E’ dato di fatto che l’influencer marketing sia diventata una parte essenziale del budget di marketing.
Fatto sta che più di metà degli stessi luxury brand si aspettano che il loro budget di influencer mktg cresca notevolmente entro l’anno successivo, legittimando così l’esponenziale crescita di popolarità degli “influencer”.
Pensate solo che un post di Beyoncé ha un valore pari a oltre 1 milione di Dollari.

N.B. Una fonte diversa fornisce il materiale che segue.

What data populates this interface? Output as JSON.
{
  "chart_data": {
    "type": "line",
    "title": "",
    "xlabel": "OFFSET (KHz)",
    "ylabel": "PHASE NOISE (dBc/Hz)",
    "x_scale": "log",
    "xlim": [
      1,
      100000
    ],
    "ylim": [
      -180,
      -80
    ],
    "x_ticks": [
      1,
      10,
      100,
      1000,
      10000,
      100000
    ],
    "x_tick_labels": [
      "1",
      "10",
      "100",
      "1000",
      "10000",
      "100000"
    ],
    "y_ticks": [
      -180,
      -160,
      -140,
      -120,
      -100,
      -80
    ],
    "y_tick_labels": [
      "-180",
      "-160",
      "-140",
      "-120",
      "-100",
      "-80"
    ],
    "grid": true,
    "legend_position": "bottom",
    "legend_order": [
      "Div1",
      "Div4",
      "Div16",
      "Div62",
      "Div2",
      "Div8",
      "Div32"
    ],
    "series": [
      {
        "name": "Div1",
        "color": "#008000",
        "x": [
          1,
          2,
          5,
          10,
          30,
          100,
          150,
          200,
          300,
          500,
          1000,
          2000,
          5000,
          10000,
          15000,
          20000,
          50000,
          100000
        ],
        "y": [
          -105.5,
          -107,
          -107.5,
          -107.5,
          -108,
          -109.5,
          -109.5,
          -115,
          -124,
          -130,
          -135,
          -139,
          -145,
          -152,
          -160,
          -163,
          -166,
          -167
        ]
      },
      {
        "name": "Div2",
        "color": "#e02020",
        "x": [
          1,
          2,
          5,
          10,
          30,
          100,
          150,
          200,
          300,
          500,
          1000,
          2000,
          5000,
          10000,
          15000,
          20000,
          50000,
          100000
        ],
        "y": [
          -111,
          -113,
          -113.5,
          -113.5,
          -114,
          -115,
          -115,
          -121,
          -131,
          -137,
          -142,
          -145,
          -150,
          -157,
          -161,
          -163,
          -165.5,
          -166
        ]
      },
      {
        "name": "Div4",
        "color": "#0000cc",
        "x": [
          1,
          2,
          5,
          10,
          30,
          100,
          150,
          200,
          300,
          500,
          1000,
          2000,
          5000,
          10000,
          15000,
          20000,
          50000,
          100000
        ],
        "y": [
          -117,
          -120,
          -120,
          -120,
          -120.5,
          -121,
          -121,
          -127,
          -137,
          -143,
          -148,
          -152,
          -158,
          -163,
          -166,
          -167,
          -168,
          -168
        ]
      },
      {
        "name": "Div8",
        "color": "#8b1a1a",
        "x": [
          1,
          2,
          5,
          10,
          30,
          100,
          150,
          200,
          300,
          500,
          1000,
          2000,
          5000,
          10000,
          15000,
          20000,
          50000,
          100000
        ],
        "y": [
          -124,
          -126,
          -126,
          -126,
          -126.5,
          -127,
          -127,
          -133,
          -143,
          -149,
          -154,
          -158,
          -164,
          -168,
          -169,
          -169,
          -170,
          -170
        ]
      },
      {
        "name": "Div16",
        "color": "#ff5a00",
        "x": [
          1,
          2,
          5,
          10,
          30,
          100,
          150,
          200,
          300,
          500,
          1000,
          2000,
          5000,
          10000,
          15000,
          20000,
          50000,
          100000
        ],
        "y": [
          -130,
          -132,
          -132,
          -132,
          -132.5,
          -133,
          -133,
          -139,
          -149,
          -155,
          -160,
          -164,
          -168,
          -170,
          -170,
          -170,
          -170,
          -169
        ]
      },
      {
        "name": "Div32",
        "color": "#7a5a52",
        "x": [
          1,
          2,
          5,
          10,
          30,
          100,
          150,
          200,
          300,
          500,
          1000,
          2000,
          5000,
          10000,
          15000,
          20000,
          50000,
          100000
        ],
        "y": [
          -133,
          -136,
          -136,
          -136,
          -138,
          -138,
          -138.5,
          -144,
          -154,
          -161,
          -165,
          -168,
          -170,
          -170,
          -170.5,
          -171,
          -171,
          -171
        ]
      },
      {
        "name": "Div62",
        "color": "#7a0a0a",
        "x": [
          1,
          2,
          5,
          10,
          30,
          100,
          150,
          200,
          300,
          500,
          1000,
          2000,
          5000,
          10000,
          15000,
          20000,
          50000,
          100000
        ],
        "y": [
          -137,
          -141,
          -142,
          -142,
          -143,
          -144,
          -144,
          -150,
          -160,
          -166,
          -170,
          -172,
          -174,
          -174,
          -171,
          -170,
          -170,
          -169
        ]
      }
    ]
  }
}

Ma cosa potrebbe succedere se un personaggio famoso, come appunto Beyoncé, diventasse superfluo e non più indispensabile? E soprattutto se queste “celebs” e/o pseudo “influencer” venissero sostituite da un sistema automatizzato?
Un esempio? Chi non conosce i Gorillaz? Virtual-Band fondata alla fine degli anni 90 da Damon Albarn e Jamie Hewlett, che “mandano in scena” una versione di sé stessi fatta a cartone animato, o Lilmiquela, 19enne di origine brasiliane/spagnole residente in LA, che ha creato un “avatar” di sé stessa che indossa abiti di lusso e partecipa ad eventi con amici influencer e celebs.
Nel 2013, Marc Jacobs – all’epoca art director di Louis Vuitton – aveva disegnato i costumi per il tour del virtual avatar di Hatsune Miku, pop star giapponese di 16anni, che performava i propri concerti come ologramma; successivamente nel 2016, sotto la direzione artistica di Nicolas Ghesquiere, LV ha utilizzato il personaggio dell’eroina dai capelli rosa di “Final Fantasy” come volto della campagna SS/16.
Dove ci porterà questa evoluzione? Ma soprattutto la vera domanda è: che fine faranno, dunque, tutti gli pseudo influencer alla Ferragni con l’avvento dei virtual avatar?
Tutto ciò sta già accadendo, il bello è che non tutti se ne sono resi conto.